Martwe wody to historia rodziny Van Peteghemów, prawdziwych arystokratów, w których żyłach płynie błękitna krew. Jej członkowie są prawie bez wyjątku zdeprawowani, w większości zdegenerowani, nieustannie zblazowani, a niektórzy nawet garbią się i jąkają. W kinach już od 12 maja.
Van Peteghemowie latem uwielbiają zaszywać się w swojej okazałej nadmorskiej rezydencji, spędzając czas na wspominaniu chwalebnej przeszłości, zachwycaniu się niewinnością rybaków, próżnowaniu i zaspokajaniu swoich dekadenckich zachcianek.
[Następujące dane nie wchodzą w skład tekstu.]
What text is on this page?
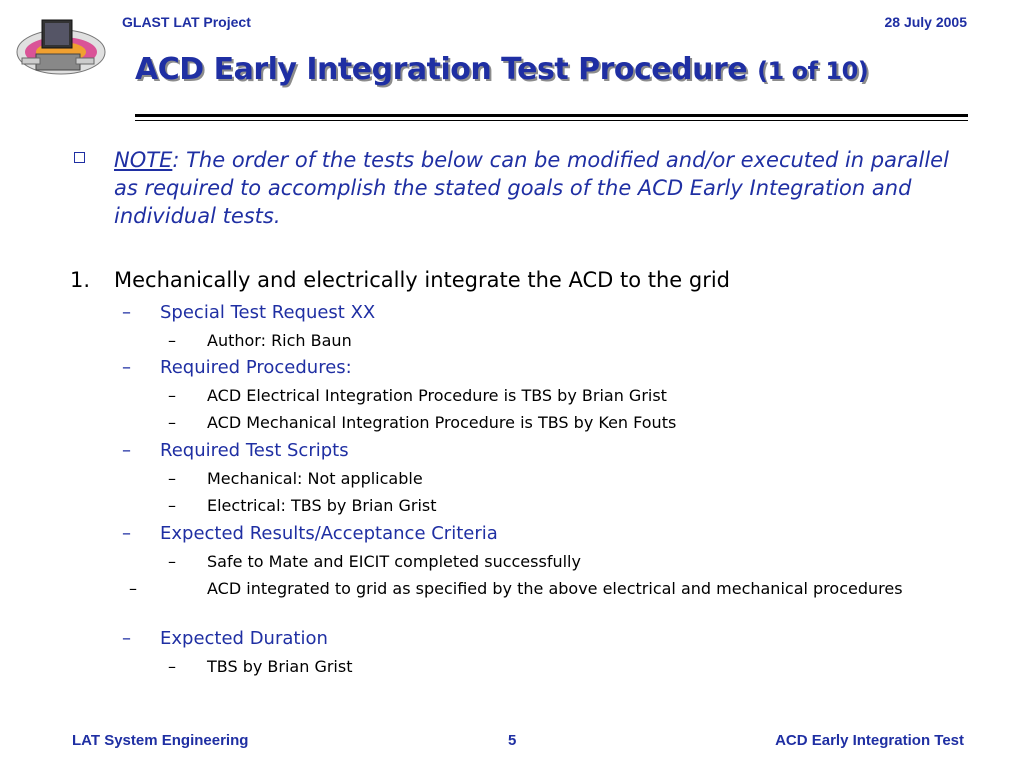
GLAST LAT Project	28 July 2005
ACD Early Integration Test Procedure (1 of 10)
NOTE: The order of the tests below can be modified and/or executed in parallel as required to accomplish the stated goals of the ACD Early Integration and individual tests.
1. Mechanically and electrically integrate the ACD to the grid
– Special Test Request XX
– Author: Rich Baun
– Required Procedures:
– ACD Electrical Integration Procedure is TBS by Brian Grist
– ACD Mechanical Integration Procedure is TBS by Ken Fouts
– Required Test Scripts
– Mechanical: Not applicable
– Electrical: TBS by Brian Grist
– Expected Results/Acceptance Criteria
– Safe to Mate and EICIT completed successfully
–	ACD integrated to grid as specified by the above electrical and mechanical procedures
– Expected Duration
– TBS by Brian Grist
LAT System Engineering	5	ACD Early Integration Test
Jednak nawet oni, którzy widzieli już prawie wszystko, nie są gotowi na to, co zdarzy się w okolicach ich letniej posiadłości. Z miejscowych plaż zaczynają znikać ludzie. W tajemniczych okolicznościach, w biały dzień, a do tego bez śladu. Rozwikłania zagadki podejmują się dwaj ekscentryczni inspektorzy policji, słynący z niekonwencjonalnych metod pracy i nieopisanej głupoty.
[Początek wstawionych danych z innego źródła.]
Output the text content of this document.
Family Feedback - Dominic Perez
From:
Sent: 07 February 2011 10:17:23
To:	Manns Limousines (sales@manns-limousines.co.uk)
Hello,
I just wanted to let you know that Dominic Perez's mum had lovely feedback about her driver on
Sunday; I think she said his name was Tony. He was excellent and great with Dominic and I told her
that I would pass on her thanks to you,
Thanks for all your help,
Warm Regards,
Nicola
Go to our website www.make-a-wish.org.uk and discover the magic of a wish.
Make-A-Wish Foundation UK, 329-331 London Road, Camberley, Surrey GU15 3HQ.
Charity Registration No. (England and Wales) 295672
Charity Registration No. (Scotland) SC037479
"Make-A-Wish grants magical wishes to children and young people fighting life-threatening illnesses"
Juliette Binoche, Fabrice Luchini (U niej w domu, Żona doskonała) i Valeria Bruni Tedeschi (Zwariować ze szczęścia) brawurowo wcielają się w członków rodziny Van Peteghemów w filmie Bruno Dumonta (Mały Quinquin, Poza szatanem), który stał się przebojem francuskich kin. Martwe wody to komedia czarna jak głębokie wody francuskich zatok i absurdalna niczym Latający Cyrk Monty Pythona.